Selon Sandrine Rousseau, «les antifas n’ont jamais frappé personne»

Au cours d’un débat avec le journaliste Geoffroy Lejeune, Sandrine Rousseau a déclaré que les antifas «n’ont jamais frappé personne», avant de préciser qu’elle condamnait la violence «d’où qu’elle vienne».

L’ancienne candidate à la primaire EELV pour la présidentielle s’est livrée le 2 janvier sur BFMTV à une violente charge contre Eric Zemmour, dont elle estime «qu’il légitime une forme de violence». Face au directeur de la rédaction de Valeurs actuelles Geoffroy Lejeune, elle est revenue sur les intimidations dont elle dit avoir fait l’objet fin décembre et pour lesquelles elle a porté plainte. 

Mais les antifas n’ont jamais frappé personne

«J’ai eu ma façade couverte d’autocollants d’Eric Zemmour, des gens qui ont sonné en pleine nuit, la boîte aux lettres remplie de tracts d’Eric Zemmour. Je pense qu’à une heure et demi du matin c’est pas complétement anodin», a déclaré l’écologiste. «La garantie de la démocratie c’est que ma parole soit respectée», a-t-elle ajouté, estimant qu’il ne devait y avoir de pressions à «aucuns des domiciles des représentants et des représentantes politiques».

Eric Zemmour accusé d’attiser des groupes «antisémites, racistes, xénophobes»

Et à Sandrine Rousseau de poursuivre : «Il attise des groupes qui sont des groupes de personnes antisémites, racistes, xénophobes etc., et ce sont des groupes qui utilisent la violence comme arme politique.» Pressée par Geoffroy Lejeune de citer des cas précis, Sandrine Rousseau a mentionné le groupuscule d’extrême droite les Zouaves, à qui l’agression brutale de militants de SOS Racisme au meeting d’Eric Zemmour à Villepinte le 5 décembre, est attribuée.

A l’objection du journaliste de Valeurs Actuelles qui lui rappelait qu’Eric Zemmour a condamné les agissements des «ultras» dans un communiqué, Sandrine Rousseau a rétorqué que le candidat cherchait à assurer «son impunité». 

Je vous arrête tout de suite, je condamne toute violence

«Mais les antifas n’ont jamais frappé personne», a alors répondu du tac au tac lorsque Geoffroy Lejeune a lui reprochait de ne l’avoir «jamais entendu» condamner la violence des antifas. «Je vous arrête tout de suite, je condamne toute violence […] d’où qu’elle vienne», a-t-elle ajouté à son interlocuteur qui lui égrenait quelques méfaits attribués selon lui aux «groupuscules d’extrême gauche» à l’occasion du chaotique déplacement d’Eric Zemmour à Marseille fin novembre. «Vous confondez des violences contre les biens et des violences contre les personnes», a alors rétorqué Sandrine Rousseau. 
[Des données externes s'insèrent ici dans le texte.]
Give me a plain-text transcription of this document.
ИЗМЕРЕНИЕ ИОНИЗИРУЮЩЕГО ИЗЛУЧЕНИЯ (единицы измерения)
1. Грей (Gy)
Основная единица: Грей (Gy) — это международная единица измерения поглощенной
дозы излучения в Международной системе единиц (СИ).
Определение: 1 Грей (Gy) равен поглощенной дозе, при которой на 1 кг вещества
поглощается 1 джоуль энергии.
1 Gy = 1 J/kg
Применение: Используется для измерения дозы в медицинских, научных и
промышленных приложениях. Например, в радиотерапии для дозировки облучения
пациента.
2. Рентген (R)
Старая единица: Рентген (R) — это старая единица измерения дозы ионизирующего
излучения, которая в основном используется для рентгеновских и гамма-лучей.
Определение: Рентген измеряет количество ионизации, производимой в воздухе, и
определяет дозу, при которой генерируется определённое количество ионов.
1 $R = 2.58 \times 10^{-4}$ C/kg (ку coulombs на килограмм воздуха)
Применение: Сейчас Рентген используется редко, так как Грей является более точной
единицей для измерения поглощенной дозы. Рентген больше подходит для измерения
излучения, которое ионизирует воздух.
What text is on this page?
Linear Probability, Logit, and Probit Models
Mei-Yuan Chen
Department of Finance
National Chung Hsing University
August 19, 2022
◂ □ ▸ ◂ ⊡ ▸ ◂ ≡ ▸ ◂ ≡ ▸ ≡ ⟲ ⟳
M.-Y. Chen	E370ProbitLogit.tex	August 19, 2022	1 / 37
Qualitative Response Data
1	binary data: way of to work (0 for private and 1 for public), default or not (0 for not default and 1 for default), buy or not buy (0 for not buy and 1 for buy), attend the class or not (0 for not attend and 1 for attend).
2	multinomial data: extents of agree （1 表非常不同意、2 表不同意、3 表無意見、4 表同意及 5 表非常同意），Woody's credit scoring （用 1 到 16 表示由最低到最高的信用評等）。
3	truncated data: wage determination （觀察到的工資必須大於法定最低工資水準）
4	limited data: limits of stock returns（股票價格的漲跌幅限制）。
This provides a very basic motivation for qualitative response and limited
Des antifas déjà condamnés pour violences

Contrairement aux propos de Sandrine Rousseau, des agressions contre des personnes ont bien été attribuées à des militants antifas en France. L’une des affaires les plus médiatiques de ces dernières années est l’attaque et l’incendie d’une voiture de police (occupée par des agents) en mai 2016, quai de Valmy à Paris. Sept personnes ont été condamnées dans le cadre de cette affaire à des peines allant jusqu’à sept ans de prison ferme. Des militant se revendiquant de l’antifascisme sont par ailleurs régulièrement impliqués dans des violences contre la police ou des militants du bord opposé en France et à travers le monde

De leur côté, outre l’agression de Villepinte, l’organisation nationaliste des Zouaves se voit attribuer plusieurs violences, comme l’attaque du bar fréquenté par des militants antifascistes Le Saint-Sauveur à Paris le 5 juin. Plusieurs membres du groupe ont été jugés en novembre pour ces faits, le jugement sera rendu le 21 janvier dans cette affaire. Les Zouaves sont par ailleurs accusés d’avoir perpétré de nombreuses agressions, certaines filmées et diffusées sur les réseaux sociaux, ces dernières années.